We currently live near the Jamestown Settlement in Williamsburg, Virginia. It’s F L A T here, so I prefer a flat course to increase the likeliness of achieving my goal. The marathon course needs simulate my daily training conditions.
With any elevation profile, pay attention to the scale for elevation in feet, the vertical axis. Many do not start at zero feet, but at the lowest elevation of the entire course. Due to scaling, large elevation changes can appear minimal.
When I lived in Anchorage, Alaska, mountain running was part of my weekly training. Running a flat marathon course was never a problem. The reverse – flat training, hilly marathon – rarely works out well unless the goal is to just finish a marathon.
A marathon course doesn’t much more flat that this one. The elevation profile fits my training profile, making this course a good choice.
Evaluate the Course
All courses are not created equal!
There are point-to-point, looped, and out-back courses. There are courses where the half marathon and marathon share the first 13 miles of the marathon course, creating crowded conditions.

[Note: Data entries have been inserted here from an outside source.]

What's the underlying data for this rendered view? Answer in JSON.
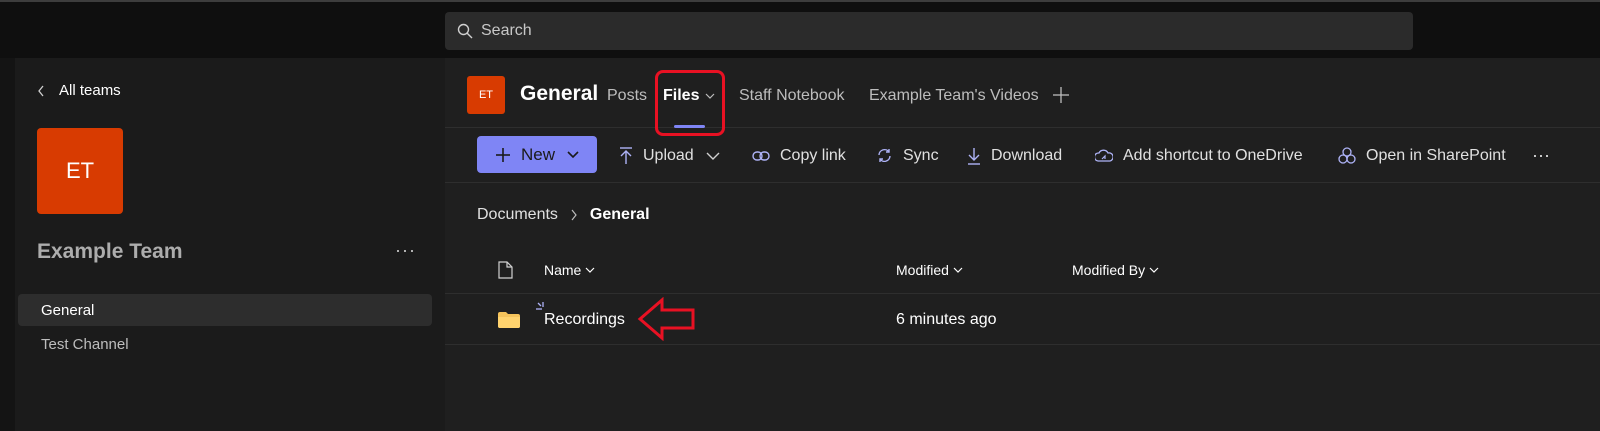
{
  "search": {
    "placeholder": "Search"
  },
  "sidebar": {
    "back_label": "All teams",
    "team_initials": "ET",
    "team_name": "Example Team",
    "more": "···",
    "channels": [
      {
        "label": "General",
        "active": true
      },
      {
        "label": "Test Channel",
        "active": false
      }
    ]
  },
  "header": {
    "initials": "ET",
    "channel_name": "General",
    "tabs": [
      {
        "label": "Posts"
      },
      {
        "label": "Files",
        "active": true
      },
      {
        "label": "Staff Notebook"
      },
      {
        "label": "Example Team's Videos"
      }
    ]
  },
  "toolbar": {
    "new": "New",
    "upload": "Upload",
    "copy_link": "Copy link",
    "sync": "Sync",
    "download": "Download",
    "add_shortcut": "Add shortcut to OneDrive",
    "open_sharepoint": "Open in SharePoint",
    "more": "···"
  },
  "breadcrumb": {
    "root": "Documents",
    "current": "General"
  },
  "table": {
    "columns": [
      "Name",
      "Modified",
      "Modified By"
    ],
    "rows": [
      {
        "name": "Recordings",
        "modified": "6 minutes ago",
        "modified_by": "",
        "type": "folder"
      }
    ]
  },
  "colors": {
    "accent": "#7f85f5",
    "team": "#d83b01",
    "highlight": "#e81123",
    "folder": "#f5c35b"
  },
  "icons": [
    "search-icon",
    "chevron-left-icon",
    "add-icon",
    "upload-icon",
    "link-icon",
    "sync-icon",
    "download-icon",
    "onedrive-shortcut-icon",
    "sharepoint-icon",
    "file-icon",
    "folder-icon",
    "new-item-sparkle-icon",
    "chevron-down-icon",
    "chevron-right-icon",
    "arrow-annotation-icon"
  ]
}
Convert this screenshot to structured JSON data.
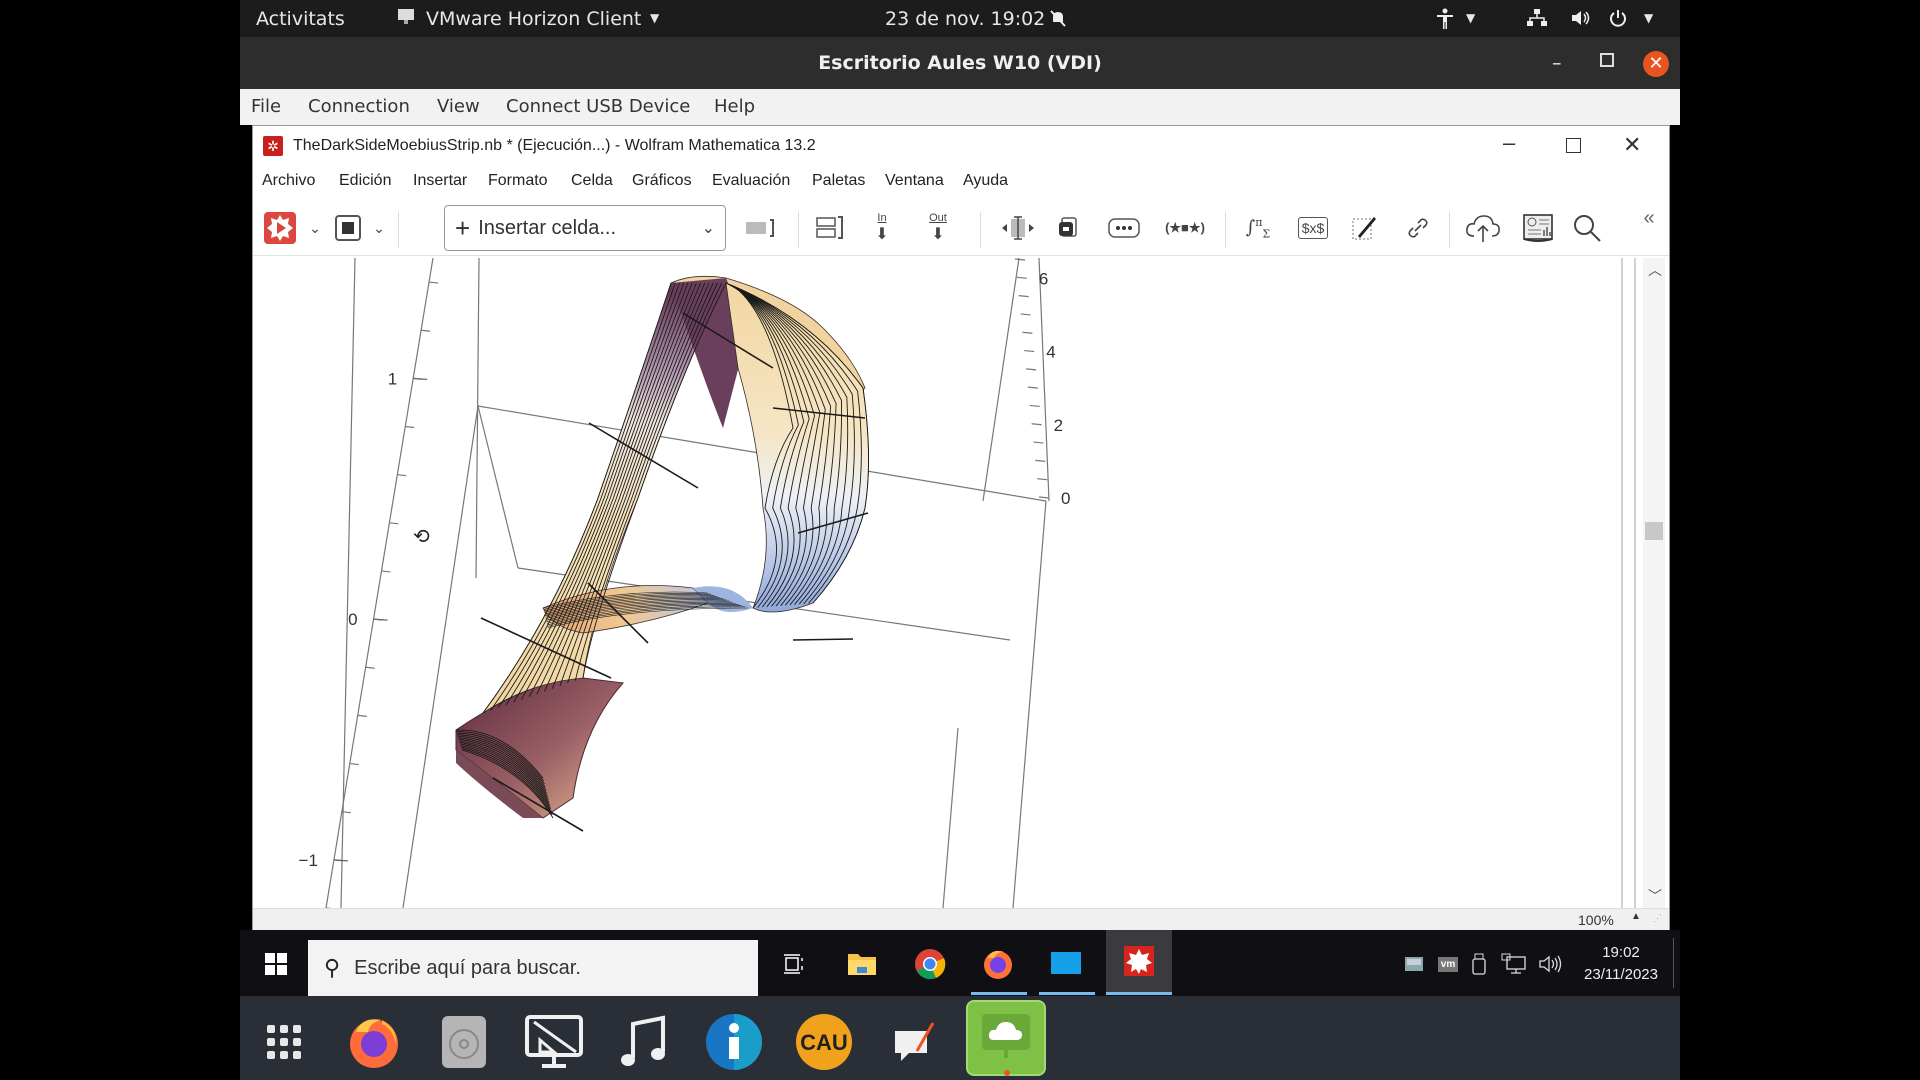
{
  "ubuntu_topbar": {
    "activities": "Activitats",
    "app_menu": "VMware Horizon Client",
    "datetime": "23 de nov.  19:02",
    "icons": [
      "accessibility-icon",
      "network-icon",
      "volume-icon",
      "power-icon"
    ]
  },
  "vmware": {
    "title": "Escritorio Aules W10 (VDI)",
    "menu": [
      "File",
      "Connection",
      "View",
      "Connect USB Device",
      "Help"
    ],
    "close_color": "#e95420"
  },
  "mathematica": {
    "title": "TheDarkSideMoebiusStrip.nb * (Ejecución...) - Wolfram Mathematica 13.2",
    "menu": [
      "Archivo",
      "Edición",
      "Insertar",
      "Formato",
      "Celda",
      "Gráficos",
      "Evaluación",
      "Paletas",
      "Ventana",
      "Ayuda"
    ],
    "toolbar": {
      "insert_cell_label": "Insertar celda...",
      "in_label": "In",
      "out_label": "Out",
      "dollar_label": "$x$",
      "icons": [
        "evaluate-icon",
        "abort-icon",
        "cell-group-icon",
        "cell-bracket-icon",
        "insert-in-icon",
        "insert-out-icon",
        "resize-icon",
        "frame-icon",
        "ellipsis-icon",
        "expression-icon",
        "math-palette-icon",
        "tex-icon",
        "drawing-icon",
        "link-icon",
        "cloud-upload-icon",
        "documentation-icon",
        "search-icon",
        "collapse-icon"
      ]
    },
    "zoom_level": "100%",
    "accent": "#dd1100"
  },
  "chart_data": {
    "type": "surface3d",
    "title": "",
    "description": "Parametric 3D plot of a Moebius strip with mesh lines, colored with a purple-to-beige-to-blue gradient",
    "axes": {
      "vertical_left": {
        "ticks": [
          "1",
          "0",
          "-1"
        ],
        "range": [
          -1.2,
          1.5
        ]
      },
      "right": {
        "ticks": [
          "6",
          "4",
          "2",
          "0"
        ],
        "range": [
          0,
          6.5
        ]
      }
    },
    "grid": false,
    "colors": [
      "#5e2e4a",
      "#a87f9c",
      "#f6deb0",
      "#f5e6c8",
      "#9fb4e0"
    ]
  },
  "windows_taskbar": {
    "search_placeholder": "Escribe aquí para buscar.",
    "apps": [
      "task-view",
      "file-explorer",
      "chrome",
      "firefox",
      "vmware",
      "mathematica"
    ],
    "time": "19:02",
    "date": "23/11/2023"
  },
  "dock": {
    "apps": [
      "show-apps",
      "firefox",
      "optical-drive",
      "remote-desktop",
      "music",
      "info",
      "cau",
      "text-editor",
      "horizon-client"
    ]
  }
}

Other courses pass the finish line area mid-way through the race, providing an unexpected mental challenge.
I encourage athletes to mentally ‘run the course’ and identify potential issues. After that evaluation, list the challenges that will arise and start planning for how to physically and mentally prepare to overcome them.
Challenge #1: The Yuengling Shamrock Marathon and half marathon begin at the same time, sharing the first ~13 miles. That means the course will be crowded, not my favorite situation, but I like to start conservative and get settled into my pace. The sheer amount of people will make these miles pass quickly, but it is also easy to get ‘swept up’ in a faster pace than I need to run for my goal time.
Game Plan to Overcome Challenge #1: Start with the pacing group slightly slower than my anticipated finishing time and allow the pacer to work for me, but check mile split times to ensure my personal race plan is intact.
Challenge #2: The half marathon runners split from the marathon course between mile 12 and 13 (seen circled in yellow on the map below). The half marathoners that provided distraction and company – and crowded the course – are gone, and so are their cheering supporters.
At this point, the marathon really begins. The upcoming miles are where fatigue sets in and mental strength is challenged. Add in potential head or tail winds from the Atlantic Ocean to provide an additional factor to consider.
Game Plan to Overcome Challenge #2: The second half of the marathon is a loop, so the wind will be a factor early or late is this section. I hope for a tail wind into the finish, but mentally prepare for a headwind. Low expectations pay off here.
I will ask my support crew – family and friends – to be at strategic points along the second half of the course. It’s amazing how seeing my people along the course perks me up. Plus, I’m usually ready for something different to drink going in to mile 20. I’ve found that a beer in a to-go cup with lid and straw provides a nice change of taste over water with no adverse side effects. Just a few sips revitalizes me to push through the last 10k.
In training, my long run routes will include passing by my house/neighborhood later in the run, simulating the temptation to ‘finish’ – giving in to the physical fatigue and mental discomfort – then choosing to pass by and complete the long run distance.
Choosing the right course that supports your overall race goal is an important decision. The course also impacts the training plan, dictating specific types of training to meet the demands of the course. Defining your race goals, knowing your personal preferences, and finding a course that meets those preferences increases your probability to achieve your goal.